Forbes India 15th Anniversary Special

Will the government switch to a more populist form of spending?

It could strain the path to fiscal consolidation that the government had embarked on. And any slippage from its fiscal deficit target would be likely punished by the bond markets

Samar Srivastava
Published: Jun 6, 2024 04:25:08 PM IST
Updated: Jun 6, 2024 04:30:29 PM IST

Will the government switch to a more populist form of spending?A view of the Rapid rail train on June 26, 2023 in Ghaziabad, India. Image: Sakib Ali/Hindustan Times via Getty Images
Loosening one’s purse strings has more often than not been a sure-shot way to win over a fickle electorate. In light of his government retaining power with a diminished mandate, it remains to be seen if the new Narendra Modi-led government goes down this path.

A switch to a more populist form of spending—with higher subsidies, some handouts and loan waivers—could strain the path to fiscal consolidation that the government had embarked on. The fiscal glide path it proposed promised a fiscal deficit of 4.5 percent of GDP by 2025-26. (The number of FY24 came in at 5.8 percent.) Any slippage from this number at a time when interest rates are high globally would be likely punished by the bond markets.

A key factor in understanding how much the government would have to bend is in looking at the composition of the government. As things stand, it is heavily dependent on the Telugu Desam Party (TDP) as well as the Janta Dal United (JDU) with 16 and 12 MPs respectively. “These two are skilled at coalition politics and some provisions will have to be made for demands for special packages for Bihar and Andhra Pradesh,” says Pronab Sen, former chief statistician of India. “How it plays out is difficult to say, but the government has some headroom with the RBI dividend it recently received,” he adds.

If either the TDP or the JDU walk out of the government, their reliance on smaller parties like the Shiv Sena or Lok Janshakti Party would rise dramatically. That is an eventuality the government would want to avoid at all costs. It would also be hard for the government to draw parties from the I.N.D.I.A alliance and so it would think very hard before saying no to the demands of its two largest partners.

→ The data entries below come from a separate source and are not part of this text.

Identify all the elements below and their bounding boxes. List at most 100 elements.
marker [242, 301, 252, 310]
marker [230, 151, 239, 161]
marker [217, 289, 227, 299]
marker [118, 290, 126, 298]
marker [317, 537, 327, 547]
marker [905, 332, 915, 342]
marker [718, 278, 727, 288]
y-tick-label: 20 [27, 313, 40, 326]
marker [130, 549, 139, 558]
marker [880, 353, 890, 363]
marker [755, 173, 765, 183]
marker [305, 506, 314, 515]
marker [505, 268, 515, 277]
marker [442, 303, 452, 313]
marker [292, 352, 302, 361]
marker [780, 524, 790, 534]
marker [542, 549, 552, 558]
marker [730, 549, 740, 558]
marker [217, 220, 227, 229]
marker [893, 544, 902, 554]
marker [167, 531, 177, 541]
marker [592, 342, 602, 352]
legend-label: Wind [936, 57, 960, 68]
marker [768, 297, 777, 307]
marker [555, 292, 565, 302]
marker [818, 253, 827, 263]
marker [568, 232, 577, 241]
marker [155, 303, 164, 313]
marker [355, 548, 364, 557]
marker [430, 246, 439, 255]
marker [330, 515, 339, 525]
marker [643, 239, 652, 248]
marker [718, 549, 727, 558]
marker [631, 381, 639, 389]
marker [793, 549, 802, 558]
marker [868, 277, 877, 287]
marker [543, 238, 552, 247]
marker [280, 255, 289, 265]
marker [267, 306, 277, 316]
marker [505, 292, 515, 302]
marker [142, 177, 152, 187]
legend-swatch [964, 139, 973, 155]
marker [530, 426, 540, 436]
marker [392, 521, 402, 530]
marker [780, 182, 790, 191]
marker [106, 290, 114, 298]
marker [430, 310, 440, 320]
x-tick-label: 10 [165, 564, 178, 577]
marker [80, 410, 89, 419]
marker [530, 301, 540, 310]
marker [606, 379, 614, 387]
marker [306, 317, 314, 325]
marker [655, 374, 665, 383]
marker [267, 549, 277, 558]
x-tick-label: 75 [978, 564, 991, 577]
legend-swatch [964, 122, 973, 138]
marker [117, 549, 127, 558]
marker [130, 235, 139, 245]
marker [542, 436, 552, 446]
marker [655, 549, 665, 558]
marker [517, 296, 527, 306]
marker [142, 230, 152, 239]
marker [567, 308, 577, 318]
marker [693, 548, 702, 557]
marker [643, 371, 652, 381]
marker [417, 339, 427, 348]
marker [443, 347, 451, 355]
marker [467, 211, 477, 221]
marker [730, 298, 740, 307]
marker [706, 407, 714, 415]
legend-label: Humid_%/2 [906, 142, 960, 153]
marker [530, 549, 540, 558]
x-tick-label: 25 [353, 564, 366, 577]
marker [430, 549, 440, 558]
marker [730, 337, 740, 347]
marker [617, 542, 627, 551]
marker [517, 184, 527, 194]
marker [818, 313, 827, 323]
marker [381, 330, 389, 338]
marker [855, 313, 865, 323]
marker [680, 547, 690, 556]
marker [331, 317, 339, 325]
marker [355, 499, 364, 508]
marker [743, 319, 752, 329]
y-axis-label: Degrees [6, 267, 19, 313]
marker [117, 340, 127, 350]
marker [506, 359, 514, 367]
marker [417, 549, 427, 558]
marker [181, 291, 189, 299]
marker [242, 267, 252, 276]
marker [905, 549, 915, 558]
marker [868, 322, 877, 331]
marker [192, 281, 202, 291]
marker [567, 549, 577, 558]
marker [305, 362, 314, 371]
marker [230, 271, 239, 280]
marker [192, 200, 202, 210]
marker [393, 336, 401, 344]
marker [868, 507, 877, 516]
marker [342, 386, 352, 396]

There are some ways out though. In the past, so-called populist schemes have been renamed by the Modi-government and continued. For instance, the Right to Food Act that was brought in by the UPA government was eventually modified and became the Pradhan Mantri Garib Kalyan Yojana. It provides free food grains to 800 million beneficiaries.

Second, funds may be promised, but the implementation may slow down. This is the problem most infrastructure spends in India had faced in the past. Funds would not be released and construction would slow down. It is possible that if money is to be diverted elsewhere, then the government’s plan to spend Rs11 lakh crore on infrastructure could see some curtailment. It would also depend to a large extent on which of the partners, if any, gets key ministries like the railways, roads, ports and telecom.

Also read: Joblessness and rising food prices: Real challenges for BJP and its allies

Even with the emphasis on balancing spending over the last decade, it needs to be noted that India’s fiscal metrics are weaker than its Asian peers. “The pace of India’s fiscal consolidation post-pandemic has not outperformed other emerging markets in Asia-Pacific,” according to a note by credit rating agency Moody’s. It also states that India’s fiscal metrics remain worse than pre-pandemic levels.

Given that the TDP is a reform-oriented party, it is possible that some funds may simply be repurposed. For instance, the emphasis on national highways may move to state and rural roads. Water programmes in villages may receive a boost. Small and medium enterprises, which have suffered post-pandemic, may see easier access to credit. These, according to Sen, may not necessarily be a bad thing. “The mandate this government has received shows that some change in tack is needed,” he says.